3h40; dimanche matin. Il a peur. Il marche dans la nuit humide, dans un novembre frais et peu rassurant. Sortie de bar. Sorti de lui-même pour quelques heures. Histoire de tuer la solitude qui pèse, de prendre le temps d’être quelqu’un dans l’anonymat de la nuit. Quelqu’un d’autre, je veux dire. Est-ce l’alcool qui gèle son sens de l’honneur? Parce qu’il a trop bu, beaucoup trop bu. Il le sait, il déambule sur le trottoir, vacille comme une chandelle au vent, titubant et profondément triste. À chaque pas, il s’enfonce, comme attiré par le malheur, aspiré par l’interdit. C’est la dernière fois, se dit-il. Il marche, tel un zombi, une caricature vivante, hypnotisé par ce qui ne devrait pas être.
Il lui a dit: «Je vais chez toi». Montréal red light, illicite et quelques fois ravageur. Stop ou encore. «Je ne devrais pas», songe-t-il. Natasha sentait bon, elle sentait surtout l’argent. Une partie du sien, mêlé au fric odorant de ses clients. Oui, parce l’argent a une odeur; elle le sait. Des nuits à être la plus belle, la plus désirable, la plus… Une danseuse de 26 ans, pas comme les autres et tout à fait pareille en même temps. Pour payer ses études? C’est payer cher et surtout faux comme ses cils et son sourire.

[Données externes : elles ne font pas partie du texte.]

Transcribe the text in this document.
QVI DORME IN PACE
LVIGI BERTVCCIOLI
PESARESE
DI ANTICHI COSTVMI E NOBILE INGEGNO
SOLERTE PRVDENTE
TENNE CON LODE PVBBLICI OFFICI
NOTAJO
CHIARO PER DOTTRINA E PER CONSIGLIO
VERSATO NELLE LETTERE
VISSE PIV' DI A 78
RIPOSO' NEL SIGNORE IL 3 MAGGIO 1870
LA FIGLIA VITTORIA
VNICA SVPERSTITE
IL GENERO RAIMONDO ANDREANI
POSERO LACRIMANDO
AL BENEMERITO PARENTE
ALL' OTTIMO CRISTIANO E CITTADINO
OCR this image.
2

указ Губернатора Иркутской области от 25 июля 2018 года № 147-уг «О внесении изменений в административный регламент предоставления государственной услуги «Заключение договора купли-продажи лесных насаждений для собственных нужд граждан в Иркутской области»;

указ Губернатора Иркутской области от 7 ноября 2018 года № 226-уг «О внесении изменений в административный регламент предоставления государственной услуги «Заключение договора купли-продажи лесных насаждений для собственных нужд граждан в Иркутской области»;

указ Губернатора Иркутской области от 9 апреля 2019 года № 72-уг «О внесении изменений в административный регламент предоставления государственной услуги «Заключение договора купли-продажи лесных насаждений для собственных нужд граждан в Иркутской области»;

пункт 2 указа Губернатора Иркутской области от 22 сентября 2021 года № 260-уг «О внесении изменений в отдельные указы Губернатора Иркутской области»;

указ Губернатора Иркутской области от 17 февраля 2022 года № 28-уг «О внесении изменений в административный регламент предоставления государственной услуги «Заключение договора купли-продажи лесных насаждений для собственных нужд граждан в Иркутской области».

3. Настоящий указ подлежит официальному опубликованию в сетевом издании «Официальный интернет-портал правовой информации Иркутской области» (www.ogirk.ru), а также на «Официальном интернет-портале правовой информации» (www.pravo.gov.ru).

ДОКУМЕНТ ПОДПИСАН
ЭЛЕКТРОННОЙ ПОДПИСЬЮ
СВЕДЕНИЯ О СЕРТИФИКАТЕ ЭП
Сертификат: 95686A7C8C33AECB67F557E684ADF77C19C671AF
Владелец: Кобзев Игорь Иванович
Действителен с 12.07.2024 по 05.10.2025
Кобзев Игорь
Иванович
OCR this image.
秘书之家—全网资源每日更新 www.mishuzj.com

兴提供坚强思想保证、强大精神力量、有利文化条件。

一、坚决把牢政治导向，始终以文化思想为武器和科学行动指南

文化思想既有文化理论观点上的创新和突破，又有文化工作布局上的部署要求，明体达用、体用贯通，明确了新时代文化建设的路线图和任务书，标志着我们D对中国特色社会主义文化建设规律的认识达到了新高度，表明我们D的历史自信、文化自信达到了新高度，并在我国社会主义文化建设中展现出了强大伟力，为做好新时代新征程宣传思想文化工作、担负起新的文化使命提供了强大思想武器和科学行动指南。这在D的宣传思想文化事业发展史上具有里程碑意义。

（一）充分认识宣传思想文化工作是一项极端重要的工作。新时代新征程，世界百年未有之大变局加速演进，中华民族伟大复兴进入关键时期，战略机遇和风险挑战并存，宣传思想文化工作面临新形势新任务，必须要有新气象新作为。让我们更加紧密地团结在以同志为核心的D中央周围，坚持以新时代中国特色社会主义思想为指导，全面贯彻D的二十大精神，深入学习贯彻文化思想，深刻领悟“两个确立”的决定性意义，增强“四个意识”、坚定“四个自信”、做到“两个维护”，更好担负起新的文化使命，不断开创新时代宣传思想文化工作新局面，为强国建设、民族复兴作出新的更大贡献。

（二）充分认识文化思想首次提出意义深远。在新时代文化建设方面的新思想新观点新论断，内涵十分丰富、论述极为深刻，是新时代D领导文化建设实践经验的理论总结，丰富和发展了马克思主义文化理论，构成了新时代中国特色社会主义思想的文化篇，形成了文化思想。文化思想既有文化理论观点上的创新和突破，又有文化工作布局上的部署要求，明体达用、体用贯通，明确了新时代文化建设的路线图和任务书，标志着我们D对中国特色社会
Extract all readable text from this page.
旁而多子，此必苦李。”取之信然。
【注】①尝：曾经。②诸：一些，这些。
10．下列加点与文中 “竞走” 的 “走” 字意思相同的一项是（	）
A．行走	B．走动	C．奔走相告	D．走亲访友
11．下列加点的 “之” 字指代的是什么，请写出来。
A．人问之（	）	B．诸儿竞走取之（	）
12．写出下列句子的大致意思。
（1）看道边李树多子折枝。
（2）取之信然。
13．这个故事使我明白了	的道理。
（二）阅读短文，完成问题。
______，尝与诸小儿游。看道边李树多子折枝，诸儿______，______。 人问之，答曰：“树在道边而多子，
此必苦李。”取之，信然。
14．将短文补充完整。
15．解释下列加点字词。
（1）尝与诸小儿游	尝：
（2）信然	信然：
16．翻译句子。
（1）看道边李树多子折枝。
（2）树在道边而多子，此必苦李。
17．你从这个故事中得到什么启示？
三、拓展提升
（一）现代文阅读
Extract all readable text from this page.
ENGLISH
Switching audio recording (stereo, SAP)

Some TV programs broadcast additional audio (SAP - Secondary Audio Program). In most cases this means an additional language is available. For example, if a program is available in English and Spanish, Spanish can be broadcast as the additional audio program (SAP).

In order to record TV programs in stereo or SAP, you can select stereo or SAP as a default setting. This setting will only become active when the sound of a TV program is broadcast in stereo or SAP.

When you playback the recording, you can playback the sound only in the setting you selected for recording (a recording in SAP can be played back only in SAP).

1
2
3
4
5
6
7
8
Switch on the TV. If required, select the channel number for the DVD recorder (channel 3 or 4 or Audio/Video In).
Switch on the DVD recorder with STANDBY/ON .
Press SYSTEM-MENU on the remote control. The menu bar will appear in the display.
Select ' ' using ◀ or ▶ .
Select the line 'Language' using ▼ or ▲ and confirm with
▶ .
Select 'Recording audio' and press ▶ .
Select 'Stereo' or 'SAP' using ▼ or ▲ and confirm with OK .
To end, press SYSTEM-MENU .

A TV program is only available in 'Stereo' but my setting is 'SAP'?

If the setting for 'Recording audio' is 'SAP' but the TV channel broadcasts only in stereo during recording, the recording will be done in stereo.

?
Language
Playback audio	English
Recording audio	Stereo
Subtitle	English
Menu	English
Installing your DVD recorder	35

Il aperçoit dans la vitrine d’un magasin de meubles usagés, le reflet de son visage un peu défait. Les néons tracent sur son front et ses joues un peu mouillées, des sillons multicolores. Maquillé pour le combat, pense-t-il. Il suit son instinct mâle, comme on suit le courant dans une chaloupe. Il marche de plus en plus vite. La pluie est froide. Froide comme le regard de Natasha. Une adresse en tête. L’adresse de la blonde danseuse. 1234, c’est facile à retenir. Comme un, deux, trois, GO. Elle sera là, c’est certain. Elle est sortie du bar, accompagnée de son pimp. Elle a pris place dans sa Mini en colorant ses lèvres pulpeuses d’un rouge indécent.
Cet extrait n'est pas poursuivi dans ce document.